Via: VentureBeat, CrunchBase and Terra Nova

Metaplace, launched by San Diego-based Areae (please find my January post Serious Games: MMOs Raising Millions In Venture Capital), is a site on which amateur designers can create their own games and virtual worlds. The concept may sound familiar; similar ideas are in operation at other networks.
Nevertheless, Areae's Metaplace platform wants to revolutionize this area, enabling users to make virtual spaces from simple building blocks.

They're doing their best to break down the walls around the currently walled gardens. This is a huge development that could change how we think of virtual worlds.

How is Metaplace different from all the other "do it yourself" platforms and such that are in development?

Lots of ways, not least of which is the very low threshold to entry that people have to cross to create their own microworld. As the site says:

"Our goals are sort of idealistic. We think there are all kinds of things on the Internet that would be improved if anyone could have a virtual place of their own. Metaplace allows more diversity. Right now, there are lots of people who want to use virtual worlds for research, or education, or business, but it's just too darn hard to get one going. Now you can create a world in just a few minutes and start tailoring it to your needs."

Metaplace-created virtual spaces are expected to be robust with users being able to play games, socialize, create content and conduct commerce.
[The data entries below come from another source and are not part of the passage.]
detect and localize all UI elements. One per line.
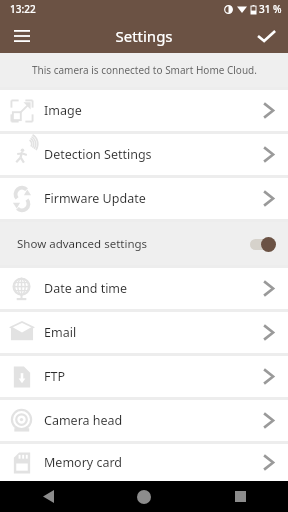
staticText: Show advanced settings — [17, 236, 248, 252]
button[interactable]: Firmware Update — [0, 178, 288, 219]
button[interactable]: Detection Settings — [0, 134, 288, 175]
staticText: Settings — [115, 26, 173, 46]
staticText: 31 % — [259, 2, 282, 16]
staticText: FTP — [44, 368, 263, 385]
button[interactable]: Home — [124, 481, 164, 512]
button[interactable]: Recents — [220, 481, 260, 512]
staticText: This camera is connected to Smart Home C… — [32, 63, 257, 77]
button[interactable]: Date and time — [0, 268, 288, 309]
button[interactable]: Image — [0, 90, 288, 131]
button[interactable]: Memory card — [0, 444, 288, 481]
button[interactable]: Show advanced settings — [0, 222, 288, 265]
staticText: Date and time — [44, 280, 263, 297]
button[interactable]: Menu — [6, 20, 38, 52]
button[interactable]: Back — [28, 481, 68, 512]
button[interactable]: FTP — [0, 356, 288, 397]
staticText: Memory card — [44, 454, 263, 471]
staticText: 13:22 — [10, 2, 36, 16]
staticText: Detection Settings — [44, 146, 263, 163]
staticText: Email — [44, 324, 263, 341]
button[interactable]: Camera head — [0, 400, 288, 441]
button[interactable]: Confirm — [250, 20, 282, 52]
button[interactable]: Email — [0, 312, 288, 353]
staticText: Camera head — [44, 412, 263, 429]
staticText: Image — [44, 102, 263, 119]
staticText: Firmware Update — [44, 190, 263, 207]
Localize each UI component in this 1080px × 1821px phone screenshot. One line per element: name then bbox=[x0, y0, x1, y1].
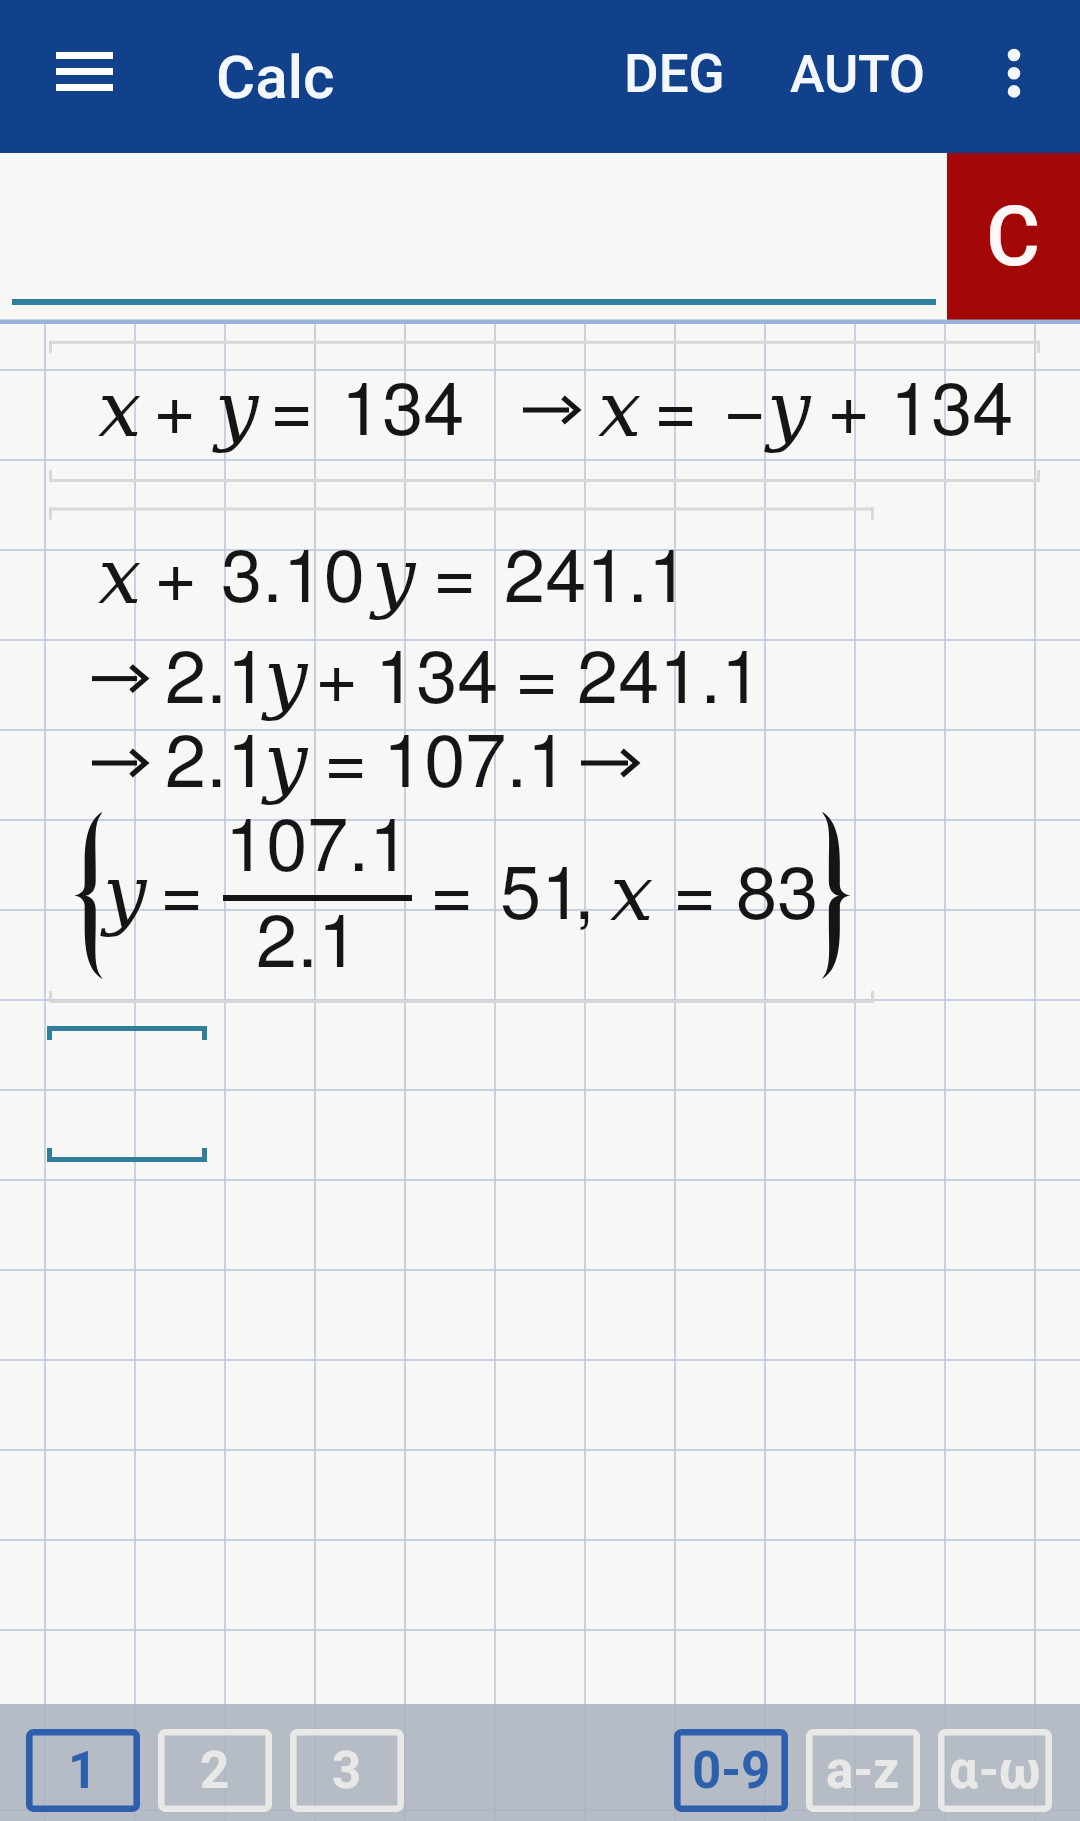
staticText: = bbox=[673, 834, 717, 940]
button[interactable]: C bbox=[947, 153, 1080, 320]
button[interactable]: 3 bbox=[290, 1729, 404, 1812]
staticText: 107.1 bbox=[225, 786, 411, 892]
staticText: 241.1 bbox=[504, 517, 690, 623]
staticText: y bbox=[264, 633, 308, 723]
staticText: 1 bbox=[68, 1741, 98, 1801]
button[interactable]: a-z bbox=[806, 1729, 920, 1812]
staticText: 134 bbox=[375, 618, 499, 724]
staticText: 134 bbox=[341, 350, 465, 456]
staticText: = bbox=[654, 350, 698, 456]
staticText: AUTO bbox=[790, 44, 925, 105]
staticText: a-z bbox=[826, 1741, 900, 1801]
staticText: 0-9 bbox=[692, 1741, 771, 1801]
staticText: = bbox=[160, 834, 204, 940]
button[interactable]: Open navigation drawer bbox=[20, 20, 140, 132]
staticText: + bbox=[154, 517, 198, 623]
staticText: , bbox=[574, 834, 595, 940]
staticText: = bbox=[324, 702, 368, 808]
button[interactable]: DEG bbox=[594, 18, 754, 130]
staticText: − bbox=[723, 350, 767, 456]
staticText: y bbox=[767, 365, 811, 455]
staticText: C bbox=[986, 188, 1041, 285]
staticText: x bbox=[98, 365, 142, 455]
button[interactable]: AUTO bbox=[775, 18, 940, 130]
staticText: ɑ-ω bbox=[949, 1741, 1041, 1801]
staticText: + bbox=[153, 350, 197, 456]
staticText: 2 bbox=[200, 1741, 230, 1801]
staticText: y bbox=[215, 365, 259, 455]
staticText: x bbox=[610, 849, 654, 939]
staticText: y bbox=[372, 532, 416, 622]
staticText: 2.1 bbox=[165, 618, 268, 724]
staticText: 51 bbox=[500, 834, 583, 940]
button[interactable]: 1 bbox=[26, 1729, 140, 1812]
staticText: y bbox=[264, 717, 308, 807]
staticText: x bbox=[598, 365, 642, 455]
button[interactable]: 0-9 bbox=[674, 1729, 788, 1812]
staticText: 134 bbox=[890, 350, 1014, 456]
staticText: DEG bbox=[624, 43, 725, 105]
staticText: y bbox=[103, 849, 147, 939]
staticText: = bbox=[433, 517, 477, 623]
staticText: 107.1 bbox=[383, 702, 569, 808]
staticText: 3 bbox=[332, 1741, 362, 1801]
staticText: 2.1 bbox=[256, 882, 359, 988]
staticText: 241.1 bbox=[577, 618, 763, 724]
staticText: = bbox=[270, 350, 314, 456]
staticText: = bbox=[515, 618, 559, 724]
button[interactable]: ɑ-ω bbox=[938, 1729, 1052, 1812]
staticText: Calc bbox=[216, 42, 335, 112]
staticText: 83 bbox=[736, 834, 819, 940]
staticText: = bbox=[430, 834, 474, 940]
staticText: 3.10 bbox=[221, 517, 366, 623]
staticText: x bbox=[98, 532, 142, 622]
button[interactable]: More options bbox=[960, 20, 1068, 132]
staticText: + bbox=[315, 618, 359, 724]
staticText: + bbox=[827, 350, 871, 456]
button[interactable]: 2 bbox=[158, 1729, 272, 1812]
staticText: 2.1 bbox=[165, 702, 268, 808]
They can be embedded into your Facebook page, MySpace page, or your own blog via a flash-based client widget.

Every world is indexed, tagged and rated by users on the Metaplace portal, so virtual worlds in the Metaplace network can be easily linked together.


Each of the virtual worlds can be completely different including virtual apartments for decorating, plazas where readings and musical events happen, space-action games, full-blown MMORPGs, casual games, and Amazon storefronts.

How Metaplace Works
Raph Koster - Founder

"Back when the original Areae website was launched, we said that we wanted to make virtual worlds work the way the Web does. Looking back, a lot of people assumed we meant that sort of metaphorically. But in fact, we meant it very literally."

They've used as many web standards as possible, so you could make a game that was also a website, or a world populated with web data. Even the client can be re-written for whatever platform you want.

Koster showing one of the virtual worlds his site can create

"We knew it was all coming together when one of our team made a game in a day and a half. And then stuck that game on a private MySpace profile. You can inherit someone else's world (if they let you) and use it as a starting point. You can slurp whole directories of art and use them as building blocks. Cut and paste a movement system or a health bar from one world to another. Use an RSS feed for your NPCs. We made puzzle games, RPGs, action games... and set up doorways from one to the other. Basically, coming to work in the morning is a lot of fun."

About Metaplace Strategy

Metaplace has a two-pronged strategy: Coders and designers develop gaming platforms, and users build atop the platforms to invent their own environments. They can pull in games, images and videos from other places. Although quite a few individual games have allowed users to build atop their worlds, Koster hopes that his startup will be able to grow into something exponentially larger.

However, big questions remain for this company. Do people really want to mashup their worlds? Other, bigger virtual worlds like Second Life have APIs that give developers and users more options.

As of its launch late September 2007, Metaplace only has about four different templates for game creation, created by the Metaplace team. The number could someday grow to thousands. With that many designs available, users would have a nearly infinite array of tools at their disposal to create their own games.